Infectious lung diseases like COVID-19 create special urgency, and medical imaging has a huge role to play in bringing the pandemic under control—notably, in quickly and seamlessly diagnosing people at home. Some test kits, called lateral-flow assays, operate like pregnancy tests. Apply a fluid (in this case blood) to one end of a plastic stick, it mixes with colored nanoparticles that bind to a molecule of interest (such as COVID-19 antibodies), and the appearance of a colored band indicates the target is present. Samuel K. Sia, professor of biomedical engineering, developed a smartphone app that takes a picture of the assay and indicates whether the band is present. It sounds simple, but the band can be faint and lighting conditions vary, so the system relies on deep learning to process the image.

Historically, training deep learning algorithms has required tens of thousands of validated images; in a pandemic, that’s often unavailable in a timely fashion. So Shih-Fu Chang, professor of electrical engineering and computer science, applied an innovation in machine learning called transfer learning. He trained Sia’s new kit using a dataset from a different test kit that he could then quickly adapt to the new target kit using a mere 10 validated images. The result: They can rapidly adapt their model to new kits with 96%–100% accuracy and are awaiting FDA approval. “This is a new field called few-shot learning,” Chang says. “When you very quickly want to generalize intelligence to a new domain, how do you teach a machine to learn with just a few new samples?”

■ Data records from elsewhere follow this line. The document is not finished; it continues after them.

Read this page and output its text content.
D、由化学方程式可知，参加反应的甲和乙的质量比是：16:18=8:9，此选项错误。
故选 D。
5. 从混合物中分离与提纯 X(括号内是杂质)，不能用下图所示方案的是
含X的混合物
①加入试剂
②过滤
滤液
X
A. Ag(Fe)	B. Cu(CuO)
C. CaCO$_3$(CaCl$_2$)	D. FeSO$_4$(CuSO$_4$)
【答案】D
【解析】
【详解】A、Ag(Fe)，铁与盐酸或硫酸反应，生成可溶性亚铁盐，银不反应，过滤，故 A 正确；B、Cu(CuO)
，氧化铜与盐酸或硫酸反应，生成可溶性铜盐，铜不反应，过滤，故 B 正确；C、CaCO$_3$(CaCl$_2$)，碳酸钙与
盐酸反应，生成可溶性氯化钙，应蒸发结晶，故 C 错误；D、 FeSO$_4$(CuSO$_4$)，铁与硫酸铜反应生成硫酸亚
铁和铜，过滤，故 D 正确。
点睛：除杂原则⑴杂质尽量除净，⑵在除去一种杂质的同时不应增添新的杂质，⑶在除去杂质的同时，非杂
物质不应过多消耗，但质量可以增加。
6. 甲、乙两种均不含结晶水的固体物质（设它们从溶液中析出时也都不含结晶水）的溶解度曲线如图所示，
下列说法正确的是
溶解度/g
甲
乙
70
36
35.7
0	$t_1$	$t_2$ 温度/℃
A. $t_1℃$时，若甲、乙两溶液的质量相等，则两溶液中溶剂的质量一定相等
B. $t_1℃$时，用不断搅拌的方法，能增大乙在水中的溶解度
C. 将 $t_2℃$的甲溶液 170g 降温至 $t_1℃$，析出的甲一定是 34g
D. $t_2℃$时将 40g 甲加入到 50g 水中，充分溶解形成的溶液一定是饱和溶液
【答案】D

Ultimately, imaging hardware and software develop best together, as they do in the lab of Christine P. Hendon, associate professor of electrical engineering. She and her students refine near-infrared spectroscopy (NIRS) and optical coherence tomography (OCT), both of which emit light into the body and measure what reflects. “By using fiber optics,” she says, “we can bring the light to wherever we need to within the body.”

One place they bring it to is the heart. Sometimes a small bit of tissue causes irregular beating, so doctors apply energy with a catheter to destroy the tissue. But there’s no good way to assess the depth of the lesion they create. Using ground-truth depth measures from dissection of animal tissue, donated human hearts, and live pigs, Hendon trains a deep-learning algorithm to predict depth from NIRS or OCT signals. “The beauty of neural networks is they can extract image features that are common across these cases,” Hendon says. Next, she hopes algorithms will not only detect lesion depth but create 2D maps of the tissue. In other work, she uses OCT to characterize the heart, detecting heart attack scarring or fat where there should be muscle. Compared with older machine learning techniques, accuracy has improved from around 80% to greater than 95%.

Hendon’s algorithms may help doctors evaluate and treat patients, and also shed light on the mechanisms of arrhythmia. She works closely with clinicians, collecting data, teaching them to use the new tools, and developing visualization methods to make the tools even more useful. “Seeing the images is very exciting to them,” she says.